Chemaly writes, “Women are three times more likely to develop a disabling and painful autoimmune illnesses, those in which the body . . . attacks itself by producing self-damaging anti-bodies, than men are.” Think about that and what it means.
Women are continually attacked on myriad grounds, and Chemaly covers them all. The author points out the presumption that men have of always thinking they know what is best for women. Men assume that women are incompetent and unable to make rational, reasoned decisions. Women are given a pat on the head and told not to “worry your pretty little head about it.” As if!
Whether it involves rape, sexual assault, verbal or physical assault, women are blamed and then told to keep quiet about it. When something happens, the discussion usually revolves around how the men in the woman’s life are affected. Her feelings, emotions, reactions are discounted as irrelevant. Chemaly quotes the poet, Elisabeth Hewer, “God should have made girls lethal/when he made monsters of men.”
Lately, the #MeToo movement, tales of sexual assault and sexist behavior by men have permeated the news. Hillary Clinton is told to go home and be quiet after the 2016 presidential campaign, but Mitt Romney is encouraged to reenter politics after his dismal performance in 2012. The playing field is not now and has not been level. Chemaly’s book traces the history of the ways in which women have been and continue to be discounted.
There will be people who reject Chemaly’s book as being the rantings of another angry woman. By doing so, they will prove her point.
The opening sequence in the book is a story of Chemaly’s mother throwing her wedding dishes over the balcony to smash on the deck below. Chemaly’s reaction to her mother, pretending she did not see anything, is as enlightening as envisioning the scene. Women often look the other way when another woman engages in what may be considered “inappropriate” behavior.

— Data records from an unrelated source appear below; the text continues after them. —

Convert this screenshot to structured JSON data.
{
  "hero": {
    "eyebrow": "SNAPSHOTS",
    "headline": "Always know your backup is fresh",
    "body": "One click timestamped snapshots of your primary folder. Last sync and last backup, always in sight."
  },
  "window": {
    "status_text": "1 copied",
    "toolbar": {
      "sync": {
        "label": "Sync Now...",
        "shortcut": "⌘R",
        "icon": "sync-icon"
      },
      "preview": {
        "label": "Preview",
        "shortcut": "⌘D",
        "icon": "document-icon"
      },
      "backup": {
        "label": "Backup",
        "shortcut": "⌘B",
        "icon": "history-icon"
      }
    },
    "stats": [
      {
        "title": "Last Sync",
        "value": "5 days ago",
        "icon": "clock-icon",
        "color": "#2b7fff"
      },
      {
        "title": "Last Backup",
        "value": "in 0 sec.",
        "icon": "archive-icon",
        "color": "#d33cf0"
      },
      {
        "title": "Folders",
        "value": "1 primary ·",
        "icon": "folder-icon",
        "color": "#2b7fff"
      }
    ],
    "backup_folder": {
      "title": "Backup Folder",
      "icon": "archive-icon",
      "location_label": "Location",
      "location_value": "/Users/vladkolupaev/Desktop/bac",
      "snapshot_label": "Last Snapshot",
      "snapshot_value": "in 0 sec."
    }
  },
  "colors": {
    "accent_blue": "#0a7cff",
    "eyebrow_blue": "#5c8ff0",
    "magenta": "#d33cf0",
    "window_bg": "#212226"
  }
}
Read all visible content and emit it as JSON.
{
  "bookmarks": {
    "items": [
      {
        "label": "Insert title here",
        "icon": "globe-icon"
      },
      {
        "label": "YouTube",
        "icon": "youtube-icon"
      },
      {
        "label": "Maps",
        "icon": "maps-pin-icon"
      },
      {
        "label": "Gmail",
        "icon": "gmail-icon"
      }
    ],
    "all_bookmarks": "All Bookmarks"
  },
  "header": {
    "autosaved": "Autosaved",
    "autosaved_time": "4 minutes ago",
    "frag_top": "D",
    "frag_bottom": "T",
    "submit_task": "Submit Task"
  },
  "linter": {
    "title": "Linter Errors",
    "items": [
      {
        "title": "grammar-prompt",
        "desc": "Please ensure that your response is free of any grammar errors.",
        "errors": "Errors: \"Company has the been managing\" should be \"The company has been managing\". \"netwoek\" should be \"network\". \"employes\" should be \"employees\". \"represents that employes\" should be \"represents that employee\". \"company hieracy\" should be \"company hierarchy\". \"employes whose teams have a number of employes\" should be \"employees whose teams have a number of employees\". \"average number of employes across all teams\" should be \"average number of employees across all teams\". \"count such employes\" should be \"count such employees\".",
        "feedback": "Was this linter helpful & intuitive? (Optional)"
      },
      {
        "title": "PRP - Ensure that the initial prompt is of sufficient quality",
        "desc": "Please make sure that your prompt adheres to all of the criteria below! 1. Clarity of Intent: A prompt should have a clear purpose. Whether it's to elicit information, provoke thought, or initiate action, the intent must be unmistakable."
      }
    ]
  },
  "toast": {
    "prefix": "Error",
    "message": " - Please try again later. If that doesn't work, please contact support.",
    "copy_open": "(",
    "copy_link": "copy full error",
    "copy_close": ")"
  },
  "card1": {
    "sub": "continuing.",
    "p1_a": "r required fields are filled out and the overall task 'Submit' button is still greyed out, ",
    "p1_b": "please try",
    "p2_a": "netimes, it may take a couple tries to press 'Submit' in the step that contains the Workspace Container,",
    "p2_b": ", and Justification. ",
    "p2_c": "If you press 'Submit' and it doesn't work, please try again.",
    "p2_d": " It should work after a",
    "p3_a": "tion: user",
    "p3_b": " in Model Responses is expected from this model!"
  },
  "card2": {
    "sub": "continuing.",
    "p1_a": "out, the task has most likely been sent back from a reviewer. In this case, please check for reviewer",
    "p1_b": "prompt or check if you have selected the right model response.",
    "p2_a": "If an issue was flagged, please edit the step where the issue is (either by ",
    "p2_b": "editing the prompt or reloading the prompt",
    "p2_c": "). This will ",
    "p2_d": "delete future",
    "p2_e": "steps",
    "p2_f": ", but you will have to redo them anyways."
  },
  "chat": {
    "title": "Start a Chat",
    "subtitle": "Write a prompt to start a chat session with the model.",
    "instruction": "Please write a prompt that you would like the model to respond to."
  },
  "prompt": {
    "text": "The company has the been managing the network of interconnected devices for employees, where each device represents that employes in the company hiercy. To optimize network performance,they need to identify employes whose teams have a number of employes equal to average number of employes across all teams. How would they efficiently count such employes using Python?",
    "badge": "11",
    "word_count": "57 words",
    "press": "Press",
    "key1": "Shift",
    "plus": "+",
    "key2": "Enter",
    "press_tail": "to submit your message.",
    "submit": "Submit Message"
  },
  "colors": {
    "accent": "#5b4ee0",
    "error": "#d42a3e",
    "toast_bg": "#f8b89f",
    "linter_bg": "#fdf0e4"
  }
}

Rage is the latest to deal with women and their place in society, their upbringing, the rules and constraints imposed upon them. In short, it is part of the ongoing saga of women navigating the world while struggling with age-old rules that women had no role in writing.
This, however, is not the first time Chemaly has addressed these issues. In 2014, she wrote, 10 Words Every Girl Should Learn. In that article, Chemaly writes, “As adults, women’s speech is granted less authority and credibility . . . That’s why, as researchers summed up, ‘Having a seat at the table is not the same as having a voice.’”
Chemaly’s book is giving voice to how women’s voices have been suppressed. How women, who conform to restrictive societal standards refrain from expressing the words, emotions, thoughts, ideas that make them human. For that reason, if no other, this book needs to be read.
Women will find themselves (if only silently) nodding in agreement as they pass through the book’s chapters: “Mad Girls,” “Angry Bodies,” and “The Politics of Denial.” Women will recognize themselves in “Smile, Baby” because every woman has been told to “smile” by complete strangers. Then there are the times when a woman is expressing an opinion only to be asked, “Why are you always so angry?”
This is also an important book for men to read. The condescending, patronizing, and insulting manner in which most men treat women is inexcusable. Women are not property. Men who feel threatened by strong women need to take a look at themselves and ponder why.
And the men? Hopefully, they will think twice before insisting that a woman “smile,” or assume that “every woman” enjoys being hugged, touched and kissed without permission.
And for those who persist in ignoring the warning? Women are engaging with their rage, and everyone is on notice.